Word of the fall of Fort Niagara in the summer was, of course, welcome and anyone who looked at a map could see how British control of the head of Lake Ontario split Canada from the western French possessions. Amherst’s army was wintering at Crown Point on Lake Champlain, just a week’s march or a day’s sailing with a fair wind from the Richelieu River that flowed into the Saint Lawrence below Montreal.
All those victories were important, and the bells of the parish church had hardly paused in their ringing, but it was Quebec that really stirred their imagination. With Quebec in British hands, there was no communication between Montreal, the capital of New France, and King Louis in Versailles. It would be difficult for even a message to be sent to Governor-General Vaudreuil, while supplies and reinforcements were out of the question. If Murray could hold on to the shattered city until the spring brought fresh reinforcements and supplies flowing up the Saint Lawrence, then the campaign season of 1760 must surely see the end to the long dream of New France.

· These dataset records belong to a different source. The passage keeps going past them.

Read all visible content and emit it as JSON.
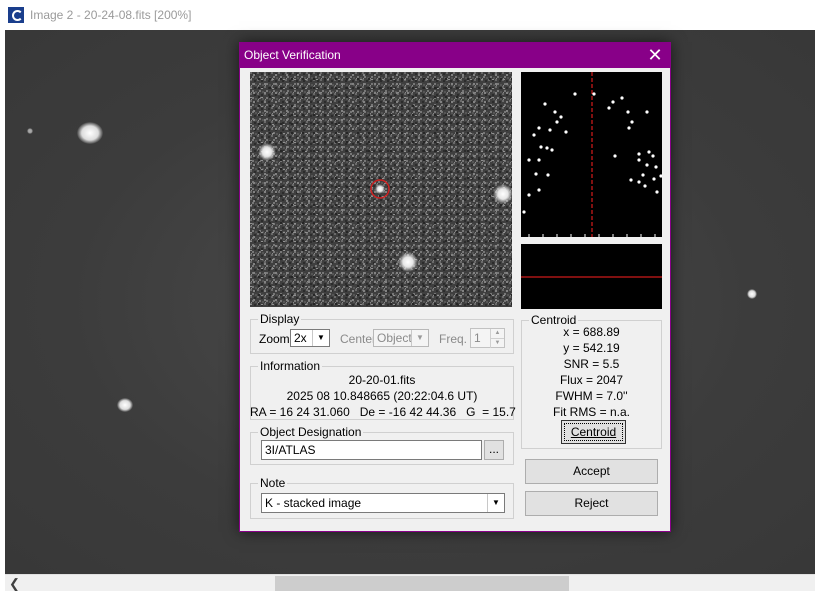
{
  "background_window": {
    "title": "Image 2 - 20-24-08.fits [200%]",
    "icon": "app-icon"
  },
  "dialog": {
    "title": "Object Verification",
    "close_icon": "close-icon"
  },
  "display": {
    "legend": "Display",
    "zoom_label": "Zoom",
    "zoom_value": "2x",
    "center_label": "Center",
    "center_value": "Object",
    "freq_label": "Freq.",
    "freq_value": "1"
  },
  "information": {
    "legend": "Information",
    "file": "20-20-01.fits",
    "date": "2025 08 10.848665 (20:22:04.6 UT)",
    "coords": "RA = 16 24 31.060   De = -16 42 44.36   G  = 15.7"
  },
  "designation": {
    "legend": "Object Designation",
    "value": "3I/ATLAS",
    "browse_label": "..."
  },
  "note": {
    "legend": "Note",
    "value": "K - stacked image"
  },
  "centroid": {
    "legend": "Centroid",
    "lines": [
      "x = 688.89",
      "y = 542.19",
      "SNR = 5.5",
      "Flux = 2047",
      "FWHM = 7.0''",
      "Fit RMS = n.a."
    ],
    "button_label": "Centroid"
  },
  "buttons": {
    "accept": "Accept",
    "reject": "Reject"
  },
  "colors": {
    "title_bar": "#880088",
    "marker": "#cc2222",
    "crosshair": "#ff2020"
  }
}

When the ladies had withdrawn, Carlisle’s opinion on these great events was eagerly sought. He had an advantage; the war that had started on the Ohio River had become global, and its conduct was the principal subject of conversation when the captains of Saunders’ fleet had met. That and the perennial talk of prospects of promotion, removals to larger – or smaller – ships, whose star was in the ascendant and whose falling; but that was the background hum of naval intercourse. Most of all the governor’s guests wanted to know about the campaign for Quebec. How had Wolfe died? and Montcalm? Where was Vaudreuil while his battle was being lost. Could Murray hold out through the winter? What sort of man was he? Cautious? Impetuous? Carlisle could give a considered opinion to each of these questions. His reputation rose as the minutes passed and few men left the table without wondering what part Carlisle would play in a post-war Virginia. For although Carlisle had only heard earlier that day that he was considering buying a house in the capital, it had been well known among the leadership of the colony for at least a month.